# Prediction of Stroke in People with ML & Dataset Visualization

### Dataset: Stroke Prediction Dataset

* 11 clinical features por predicting stroke events

### Features

Attribute Information
* id: unique identifier
* gender: "Male", "Female" or "Other"
* age: age of the patient
* hypertension: 0 if the patient doesn't have hypertension, 1 if the patient has hypertension
* heart_disease: 0 if the patient doesn't have any heart diseases, 1 if the patient has a heart disease
* ever_married: "No" or "Yes"
* work_type: "children", "Govt_jov", "Never_worked", "Private" or "Self-employed"
* Residence_type: "Rural" or "Urban"
* avg_glucose_level: average glucose level in blood
* bmi: body mass index
* smoking_status: "formerly smoked", "never smoked", "smokes" or "Unknown"*
* stroke: 1 if the patient had a stroke or 0 if not

![image.png](attachment:image.png)

In [None]:
# This Python 3 environment comes with many helpful analytics libraries installed
# It is defined by the kaggle/python Docker image: https://github.com/kaggle/docker-python
# For example, here's several helpful packages to load

import numpy as np # linear algebra
import pandas as pd # data processing, CSV file I/O (e.g. pd.read_csv)

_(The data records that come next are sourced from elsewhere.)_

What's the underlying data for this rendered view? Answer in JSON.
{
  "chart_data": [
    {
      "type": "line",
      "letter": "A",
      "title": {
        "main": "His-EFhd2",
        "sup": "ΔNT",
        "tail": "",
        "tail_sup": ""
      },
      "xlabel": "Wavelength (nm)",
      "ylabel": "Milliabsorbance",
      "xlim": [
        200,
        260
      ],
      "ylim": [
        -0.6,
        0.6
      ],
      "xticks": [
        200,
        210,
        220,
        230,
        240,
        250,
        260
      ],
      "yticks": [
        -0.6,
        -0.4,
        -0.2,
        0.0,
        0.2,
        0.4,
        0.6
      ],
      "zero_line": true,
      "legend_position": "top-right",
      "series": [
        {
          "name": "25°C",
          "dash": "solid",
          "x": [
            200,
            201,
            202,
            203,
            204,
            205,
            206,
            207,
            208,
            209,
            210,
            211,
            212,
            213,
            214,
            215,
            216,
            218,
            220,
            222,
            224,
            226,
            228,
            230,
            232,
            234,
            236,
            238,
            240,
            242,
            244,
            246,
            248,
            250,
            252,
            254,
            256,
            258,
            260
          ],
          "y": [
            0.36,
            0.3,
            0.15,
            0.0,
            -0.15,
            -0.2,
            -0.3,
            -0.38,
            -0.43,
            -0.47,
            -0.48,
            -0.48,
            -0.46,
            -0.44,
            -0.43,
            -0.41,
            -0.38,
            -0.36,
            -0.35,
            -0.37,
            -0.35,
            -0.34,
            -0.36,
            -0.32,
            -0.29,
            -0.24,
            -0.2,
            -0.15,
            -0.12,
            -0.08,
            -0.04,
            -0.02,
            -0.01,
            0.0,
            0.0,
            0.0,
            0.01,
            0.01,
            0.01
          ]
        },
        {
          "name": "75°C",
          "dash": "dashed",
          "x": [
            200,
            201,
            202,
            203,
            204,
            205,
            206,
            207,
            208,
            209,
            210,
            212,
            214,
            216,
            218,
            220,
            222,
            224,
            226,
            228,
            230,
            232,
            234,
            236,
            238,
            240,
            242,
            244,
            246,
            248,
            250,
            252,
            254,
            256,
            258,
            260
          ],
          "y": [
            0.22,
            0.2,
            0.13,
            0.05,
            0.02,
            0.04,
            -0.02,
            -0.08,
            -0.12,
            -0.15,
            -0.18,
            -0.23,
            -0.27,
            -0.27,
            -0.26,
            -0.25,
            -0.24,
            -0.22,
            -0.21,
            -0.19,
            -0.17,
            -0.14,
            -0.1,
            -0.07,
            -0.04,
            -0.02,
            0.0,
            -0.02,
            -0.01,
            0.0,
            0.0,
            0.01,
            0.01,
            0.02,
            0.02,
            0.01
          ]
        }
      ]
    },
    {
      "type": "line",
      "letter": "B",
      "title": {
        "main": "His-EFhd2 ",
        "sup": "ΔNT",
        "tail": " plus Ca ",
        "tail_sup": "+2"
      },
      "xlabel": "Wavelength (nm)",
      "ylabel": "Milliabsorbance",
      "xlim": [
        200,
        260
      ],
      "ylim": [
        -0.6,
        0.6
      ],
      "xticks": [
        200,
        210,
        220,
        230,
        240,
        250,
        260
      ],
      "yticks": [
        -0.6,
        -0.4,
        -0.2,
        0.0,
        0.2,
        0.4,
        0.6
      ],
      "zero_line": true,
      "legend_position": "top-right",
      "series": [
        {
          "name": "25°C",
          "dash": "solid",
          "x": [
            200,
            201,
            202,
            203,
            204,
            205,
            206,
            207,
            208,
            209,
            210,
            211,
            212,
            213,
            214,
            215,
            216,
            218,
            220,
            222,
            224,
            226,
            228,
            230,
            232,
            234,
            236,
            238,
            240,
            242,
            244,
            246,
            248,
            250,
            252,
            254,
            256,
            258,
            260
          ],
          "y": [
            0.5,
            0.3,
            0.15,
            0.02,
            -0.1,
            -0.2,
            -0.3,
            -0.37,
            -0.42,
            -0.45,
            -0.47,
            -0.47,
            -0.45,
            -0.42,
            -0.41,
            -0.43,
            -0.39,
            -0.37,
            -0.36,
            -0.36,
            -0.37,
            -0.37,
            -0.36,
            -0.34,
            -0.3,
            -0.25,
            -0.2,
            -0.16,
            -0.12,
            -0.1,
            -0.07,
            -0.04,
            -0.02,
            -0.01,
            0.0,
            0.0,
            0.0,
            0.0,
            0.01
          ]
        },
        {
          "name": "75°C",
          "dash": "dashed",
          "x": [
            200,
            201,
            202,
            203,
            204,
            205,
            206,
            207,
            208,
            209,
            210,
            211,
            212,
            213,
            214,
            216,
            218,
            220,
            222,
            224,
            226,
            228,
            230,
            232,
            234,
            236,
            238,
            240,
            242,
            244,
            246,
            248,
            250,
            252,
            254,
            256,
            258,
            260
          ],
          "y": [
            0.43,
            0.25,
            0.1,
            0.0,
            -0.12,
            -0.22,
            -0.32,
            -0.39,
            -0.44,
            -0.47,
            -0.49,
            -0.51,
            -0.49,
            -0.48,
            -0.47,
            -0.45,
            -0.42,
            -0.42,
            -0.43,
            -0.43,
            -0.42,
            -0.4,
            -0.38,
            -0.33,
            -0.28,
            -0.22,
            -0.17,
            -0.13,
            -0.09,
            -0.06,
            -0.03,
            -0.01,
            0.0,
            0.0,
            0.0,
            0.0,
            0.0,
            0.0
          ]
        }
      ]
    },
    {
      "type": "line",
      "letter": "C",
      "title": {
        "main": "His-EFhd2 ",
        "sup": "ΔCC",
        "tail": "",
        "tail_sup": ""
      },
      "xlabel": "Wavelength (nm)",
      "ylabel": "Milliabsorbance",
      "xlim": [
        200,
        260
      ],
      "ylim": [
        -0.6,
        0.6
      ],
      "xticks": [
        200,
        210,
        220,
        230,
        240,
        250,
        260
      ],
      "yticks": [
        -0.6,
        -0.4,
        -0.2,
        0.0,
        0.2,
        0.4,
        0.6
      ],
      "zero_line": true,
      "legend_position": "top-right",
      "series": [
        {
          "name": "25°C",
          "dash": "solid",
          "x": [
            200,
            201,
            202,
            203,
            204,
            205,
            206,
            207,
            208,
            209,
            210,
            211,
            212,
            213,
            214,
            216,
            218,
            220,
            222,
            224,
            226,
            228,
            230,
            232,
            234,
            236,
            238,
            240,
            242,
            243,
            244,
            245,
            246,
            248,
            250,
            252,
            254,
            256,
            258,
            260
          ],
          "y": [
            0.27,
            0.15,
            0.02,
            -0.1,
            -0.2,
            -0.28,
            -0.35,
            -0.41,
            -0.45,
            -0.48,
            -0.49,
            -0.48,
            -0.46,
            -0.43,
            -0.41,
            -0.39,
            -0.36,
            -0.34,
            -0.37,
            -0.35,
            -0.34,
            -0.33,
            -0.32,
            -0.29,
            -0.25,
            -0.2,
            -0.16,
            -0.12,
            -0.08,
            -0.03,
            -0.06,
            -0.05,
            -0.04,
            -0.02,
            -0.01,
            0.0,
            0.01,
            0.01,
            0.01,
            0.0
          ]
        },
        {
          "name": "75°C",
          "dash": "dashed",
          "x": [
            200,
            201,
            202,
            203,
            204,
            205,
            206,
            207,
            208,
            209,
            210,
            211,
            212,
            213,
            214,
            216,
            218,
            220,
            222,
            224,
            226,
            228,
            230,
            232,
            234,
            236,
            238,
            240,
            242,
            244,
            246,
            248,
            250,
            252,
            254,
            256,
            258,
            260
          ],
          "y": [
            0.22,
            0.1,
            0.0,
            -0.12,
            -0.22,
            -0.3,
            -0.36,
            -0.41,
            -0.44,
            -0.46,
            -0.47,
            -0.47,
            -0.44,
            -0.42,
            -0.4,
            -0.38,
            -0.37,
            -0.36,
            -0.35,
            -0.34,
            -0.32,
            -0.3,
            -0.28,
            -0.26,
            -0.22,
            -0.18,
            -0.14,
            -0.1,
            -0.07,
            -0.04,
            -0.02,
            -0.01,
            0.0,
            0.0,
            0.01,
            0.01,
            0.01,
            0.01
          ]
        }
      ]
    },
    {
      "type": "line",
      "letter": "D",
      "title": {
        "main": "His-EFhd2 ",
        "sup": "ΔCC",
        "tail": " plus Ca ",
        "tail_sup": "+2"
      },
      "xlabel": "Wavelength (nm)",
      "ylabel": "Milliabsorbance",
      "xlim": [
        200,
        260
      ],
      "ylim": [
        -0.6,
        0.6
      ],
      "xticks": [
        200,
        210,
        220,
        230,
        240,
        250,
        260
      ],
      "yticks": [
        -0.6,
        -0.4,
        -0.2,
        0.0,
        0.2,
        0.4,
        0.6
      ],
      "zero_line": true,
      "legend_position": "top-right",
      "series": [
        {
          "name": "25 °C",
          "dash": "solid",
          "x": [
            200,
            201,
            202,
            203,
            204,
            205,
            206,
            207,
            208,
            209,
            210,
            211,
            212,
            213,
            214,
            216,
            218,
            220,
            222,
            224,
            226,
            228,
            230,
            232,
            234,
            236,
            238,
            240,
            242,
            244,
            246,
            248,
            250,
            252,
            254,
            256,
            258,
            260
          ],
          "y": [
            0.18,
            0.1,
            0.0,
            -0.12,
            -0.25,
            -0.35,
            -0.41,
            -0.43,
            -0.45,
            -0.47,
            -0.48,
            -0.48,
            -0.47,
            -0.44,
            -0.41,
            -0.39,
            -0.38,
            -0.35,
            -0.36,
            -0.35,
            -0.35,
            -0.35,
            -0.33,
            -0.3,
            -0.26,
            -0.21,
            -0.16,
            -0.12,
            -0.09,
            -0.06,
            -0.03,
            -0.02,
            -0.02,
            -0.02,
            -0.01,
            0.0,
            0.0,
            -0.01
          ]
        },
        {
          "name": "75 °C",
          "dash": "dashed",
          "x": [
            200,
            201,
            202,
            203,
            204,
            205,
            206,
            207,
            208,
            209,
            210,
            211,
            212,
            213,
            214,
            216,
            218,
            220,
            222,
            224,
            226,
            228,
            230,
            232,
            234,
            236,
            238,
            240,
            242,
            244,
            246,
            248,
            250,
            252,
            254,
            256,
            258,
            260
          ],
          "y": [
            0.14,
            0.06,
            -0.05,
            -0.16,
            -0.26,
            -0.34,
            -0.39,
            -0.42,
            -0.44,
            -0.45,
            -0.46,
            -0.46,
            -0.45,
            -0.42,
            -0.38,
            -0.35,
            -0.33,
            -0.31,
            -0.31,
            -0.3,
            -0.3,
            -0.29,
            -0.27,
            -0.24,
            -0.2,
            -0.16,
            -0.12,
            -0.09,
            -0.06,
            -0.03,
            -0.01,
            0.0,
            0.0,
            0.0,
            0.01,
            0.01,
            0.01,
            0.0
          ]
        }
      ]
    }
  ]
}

# Input data files are available in the read-only "../input/" directory
# For example, running this (by clicking run or pressing Shift+Enter) will list all files under the input directory

import os
for dirname, _, filenames in os.walk('/kaggle/input'):
    for filename in filenames:
        print(os.path.join(dirname, filename))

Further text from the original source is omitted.